Narcotrafic : Pourquoi les barons de la drogue belges fuient Dubaï pour le Maroc
L’escalade au Moyen-Orient et le renforcement de la coopération judiciaire à Dubaï poussent les barons du narcotrafic belge vers le Maroc. Ce repli stratégique profite de l’absence d’extradition des binationaux par le Royaume.
Longtemps perçu comme un havre de paix, Dubaï voit son attractivité faiblir pour les têtes pensantes du trafic de drogue belge. Les récentes interceptions de missiles et les chutes de débris sur l’émirat plongent les résidents dans l’incertitude, menaçant le confort des caïds qui y gèrent leurs réseaux à distance.
Sur Bladi.net : Dubaï extrade un baron de la drogue marocain
L’impact du conflit dépasse la simple sécurité physique des narcotrafiquants. Selon l’avocate pénaliste Nathalie Gallant, une guerre prolongée paralyserait surtout les flux financiers et le blanchiment de capitaux. Ce scénario rappelle l’effondrement bancaire libanais de 2019 qui avait forcé les organisations criminelles à migrer vers des zones moins exposées.
Le Maroc, futur eldorado protégé pour les caïds de la drogue
La fonction de ces barons a évolué vers un rôle de « back-office financier » global, selon un rapport de Europol . Plutôt que la logistique des conteneurs, ils orchestrent désormais les virements internationaux et les sociétés écrans. Une déstabilisation de la place financière émiratie frapperait donc le cœur de ce système de blanchiment invisible.
Parallèlement, la pression judiciaire s’accroît aux Émirats arabes unis. La Belgique a récemment renforcé sa coopération avec Dubaï, facilitant l’extradition de figures majeures comme Othman El Ballouti. Face à ce risque carcéral et à l’instabilité régionale, environ 40 trafiquants visés par la justice belge envisagent désormais de se réfugier au Maroc, analyse La Libre.

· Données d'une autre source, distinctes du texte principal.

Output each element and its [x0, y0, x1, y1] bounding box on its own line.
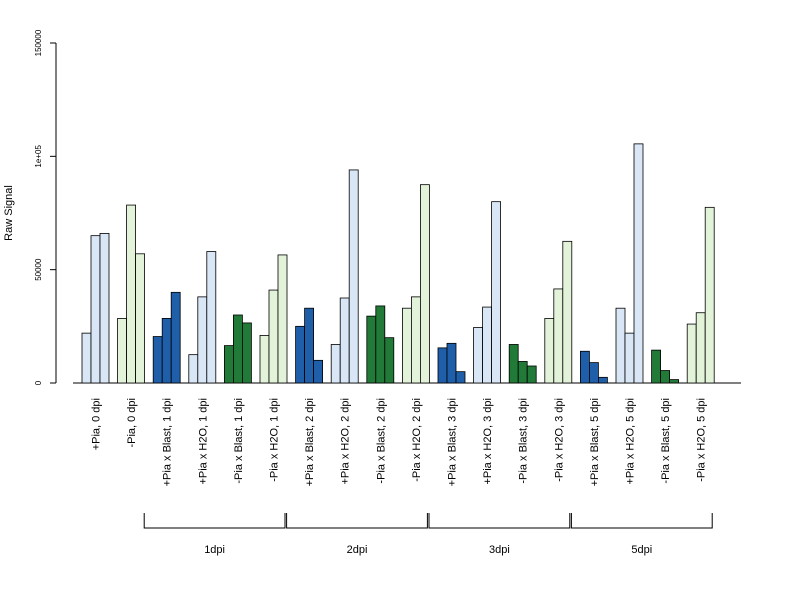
bar — [241, 322, 252, 384]
bar — [615, 307, 626, 384]
bar — [589, 362, 599, 384]
x-tick-label: -Pia x H2O, 5 dpi — [696, 398, 708, 482]
bar — [526, 365, 537, 384]
bar — [152, 336, 163, 384]
bar — [695, 312, 706, 384]
bar — [348, 169, 359, 384]
bar — [126, 204, 136, 384]
bar — [491, 201, 502, 384]
bar — [161, 317, 172, 384]
bar — [268, 289, 279, 384]
bar — [508, 344, 519, 384]
bar — [624, 332, 635, 384]
bar — [197, 296, 208, 384]
bar — [446, 342, 457, 384]
bar — [375, 305, 386, 384]
group-bracket — [428, 513, 571, 529]
x-tick-label: +Pia x Blast, 1 dpi — [162, 398, 174, 486]
bar — [598, 376, 608, 384]
bar — [401, 307, 412, 384]
bar — [339, 297, 350, 384]
y-axis: 0 50000 1e+05 150000 — [34, 29, 57, 385]
x-tick-label: +Pia x H2O, 2 dpi — [340, 398, 352, 485]
x-tick-label: +Pia x Blast, 5 dpi — [589, 398, 601, 486]
x-tick-label: +Pia x Blast, 3 dpi — [447, 398, 459, 486]
bar — [651, 349, 661, 384]
bar — [660, 370, 670, 384]
bar — [313, 359, 324, 384]
bar — [455, 371, 466, 384]
bar — [366, 315, 377, 384]
group-label: 1dpi — [204, 544, 225, 556]
bar — [277, 254, 288, 384]
bar — [410, 296, 421, 384]
bar — [295, 325, 306, 384]
y-tick-label: 50000 — [34, 258, 43, 281]
bar — [90, 235, 101, 384]
x-tick-label: +Pia x Blast, 2 dpi — [304, 398, 316, 486]
x-tick-label: -Pia x H2O, 2 dpi — [411, 398, 423, 482]
bar — [81, 332, 92, 384]
bar — [384, 337, 395, 384]
group-brackets: 1dpi 2dpi 3dpi 5dpi — [143, 513, 713, 556]
bar — [419, 184, 430, 384]
bar — [188, 354, 199, 384]
y-axis-label: Raw Signal — [3, 185, 15, 241]
x-tick-label: -Pia x Blast, 1 dpi — [233, 398, 245, 484]
group-label: 2dpi — [347, 544, 368, 556]
group-bracket — [143, 513, 286, 529]
bar — [580, 350, 590, 384]
bar — [223, 345, 234, 384]
bar — [437, 347, 448, 384]
bar — [633, 143, 644, 384]
x-tick-label: +Pia x H2O, 5 dpi — [625, 398, 637, 485]
bar — [517, 361, 528, 384]
bar — [686, 323, 697, 384]
bar — [206, 251, 217, 384]
bar — [304, 307, 315, 384]
group-bracket — [286, 513, 428, 529]
y-tick-label: 0 — [34, 380, 43, 385]
x-tick-labels: +Pia, 0 dpi -Pia, 0 dpi +Pia x Blast, 1 dp… — [91, 398, 708, 486]
bar — [473, 327, 484, 384]
x-tick-label: +Pia x H2O, 3 dpi — [482, 398, 494, 485]
group-bracket — [570, 513, 713, 529]
bar — [117, 317, 127, 384]
x-tick-label: -Pia x H2O, 3 dpi — [553, 398, 565, 482]
bar — [704, 206, 715, 384]
bar — [259, 334, 270, 384]
x-tick-label: -Pia x H2O, 1 dpi — [269, 398, 281, 482]
group-label: 5dpi — [631, 544, 652, 556]
bar — [135, 253, 146, 384]
group-label: 3dpi — [489, 544, 510, 556]
bar — [232, 314, 243, 384]
x-tick-label: -Pia x Blast, 3 dpi — [518, 398, 530, 484]
bar — [669, 379, 679, 384]
y-tick-label: 1e+05 — [34, 145, 43, 168]
bar — [482, 306, 493, 384]
bar — [330, 344, 341, 384]
x-tick-label: -Pia x Blast, 2 dpi — [375, 398, 387, 484]
x-tick-label: +Pia, 0 dpi — [91, 398, 103, 450]
bars — [81, 143, 715, 384]
bar — [99, 232, 110, 384]
y-tick-label: 150000 — [34, 29, 43, 56]
x-tick-label: -Pia, 0 dpi — [126, 398, 138, 448]
x-tick-label: +Pia x H2O, 1 dpi — [197, 398, 209, 485]
x-tick-label: -Pia x Blast, 5 dpi — [660, 398, 672, 484]
bar — [170, 291, 181, 384]
bar — [553, 288, 564, 384]
bar — [562, 240, 573, 384]
bar — [544, 317, 555, 384]
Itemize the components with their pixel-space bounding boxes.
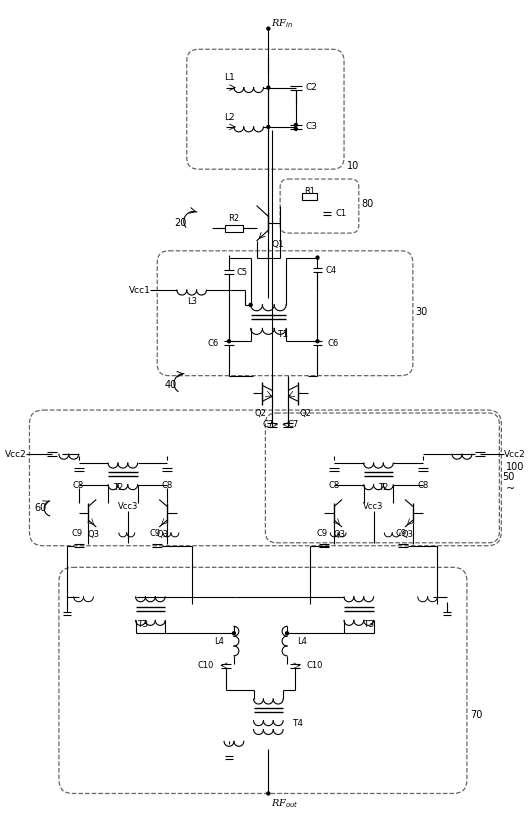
Text: C6: C6 (208, 339, 219, 347)
Circle shape (267, 86, 270, 89)
Text: T2: T2 (378, 483, 389, 492)
Text: Q3: Q3 (156, 530, 168, 539)
Circle shape (286, 632, 288, 634)
Text: RF$_{out}$: RF$_{out}$ (271, 797, 299, 810)
Text: L4: L4 (214, 637, 224, 646)
Text: Q3: Q3 (333, 530, 345, 539)
Circle shape (267, 126, 270, 128)
Text: 40: 40 (165, 380, 177, 390)
Text: Q2: Q2 (254, 409, 267, 418)
Text: C6: C6 (327, 339, 339, 347)
Circle shape (267, 27, 270, 30)
Circle shape (228, 340, 230, 342)
Text: 100: 100 (506, 462, 525, 472)
Text: C8: C8 (161, 481, 173, 490)
Text: C1: C1 (335, 209, 346, 218)
Text: C9: C9 (71, 529, 82, 538)
Text: C8: C8 (417, 481, 429, 490)
Text: C8: C8 (73, 481, 84, 490)
Text: C9: C9 (150, 529, 161, 538)
Text: 10: 10 (347, 161, 359, 171)
Circle shape (294, 123, 297, 127)
Text: Vcc3: Vcc3 (117, 502, 138, 511)
Text: L1: L1 (224, 74, 234, 82)
Text: T3: T3 (363, 620, 374, 629)
Text: Q1: Q1 (272, 241, 285, 250)
Text: C9: C9 (317, 529, 328, 538)
Circle shape (316, 340, 319, 342)
Circle shape (316, 256, 319, 259)
Text: C2: C2 (306, 83, 318, 92)
Text: C5: C5 (237, 268, 248, 277)
Circle shape (249, 304, 252, 306)
Text: R2: R2 (228, 214, 239, 222)
Text: T1: T1 (278, 330, 289, 339)
Text: T3: T3 (137, 620, 148, 629)
Text: RF$_{in}$: RF$_{in}$ (271, 17, 294, 30)
Text: C10: C10 (198, 661, 215, 670)
Text: Vcc2: Vcc2 (5, 450, 27, 459)
Text: R1: R1 (304, 187, 315, 196)
Text: Q3: Q3 (402, 530, 414, 539)
Text: T4: T4 (293, 719, 303, 728)
Text: C7: C7 (262, 420, 273, 429)
Text: L2: L2 (224, 112, 234, 122)
Text: Vcc2: Vcc2 (504, 450, 526, 459)
Text: ~: ~ (506, 484, 516, 494)
Text: Q2: Q2 (300, 409, 312, 418)
Text: T2: T2 (113, 483, 123, 492)
Text: 20: 20 (174, 218, 187, 228)
Circle shape (233, 632, 235, 634)
Text: Vcc3: Vcc3 (363, 502, 384, 511)
Bar (302, 194, 318, 200)
Text: C7: C7 (287, 420, 298, 429)
Text: 30: 30 (416, 307, 428, 317)
Text: Q3: Q3 (88, 530, 99, 539)
Text: L4: L4 (297, 637, 307, 646)
Text: C3: C3 (306, 122, 318, 131)
Text: L3: L3 (187, 298, 196, 307)
Text: 80: 80 (362, 198, 374, 208)
Bar (225, 225, 243, 232)
Text: C10: C10 (307, 661, 323, 670)
Circle shape (267, 792, 270, 795)
Text: 60: 60 (34, 504, 46, 514)
Text: C4: C4 (326, 266, 337, 275)
Text: C9: C9 (396, 529, 407, 538)
Text: C8: C8 (329, 481, 340, 490)
Text: 50: 50 (502, 472, 515, 482)
Text: Vcc1: Vcc1 (129, 285, 150, 294)
Circle shape (294, 127, 297, 131)
Text: 70: 70 (470, 710, 482, 719)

Ce mouvement vers le Royaume représente un défi majeur pour les autorités de Bruxelles. La grande majorité des barons du narcotrafic anversois sont d’origine marocaine et possèdent la double nationalité. Or, la législation marocaine interdit strictement l’extradition de ses propres ressortissants, même binationaux, vers un pays tiers.
Sur Bladi.net : Othman El Ballouti : la chute d’un baron de la drogue
Si ces caïds s’installent définitivement sur le sol marocain, rien n’obligera le Royaume à les remettre à la justice belge. Ce vide juridique transforme le Maroc en un sanctuaire imprenable pour les réseaux criminels, compliquant durablement le démantèlement des structures qui continuent d’opérer sur le territoire européen.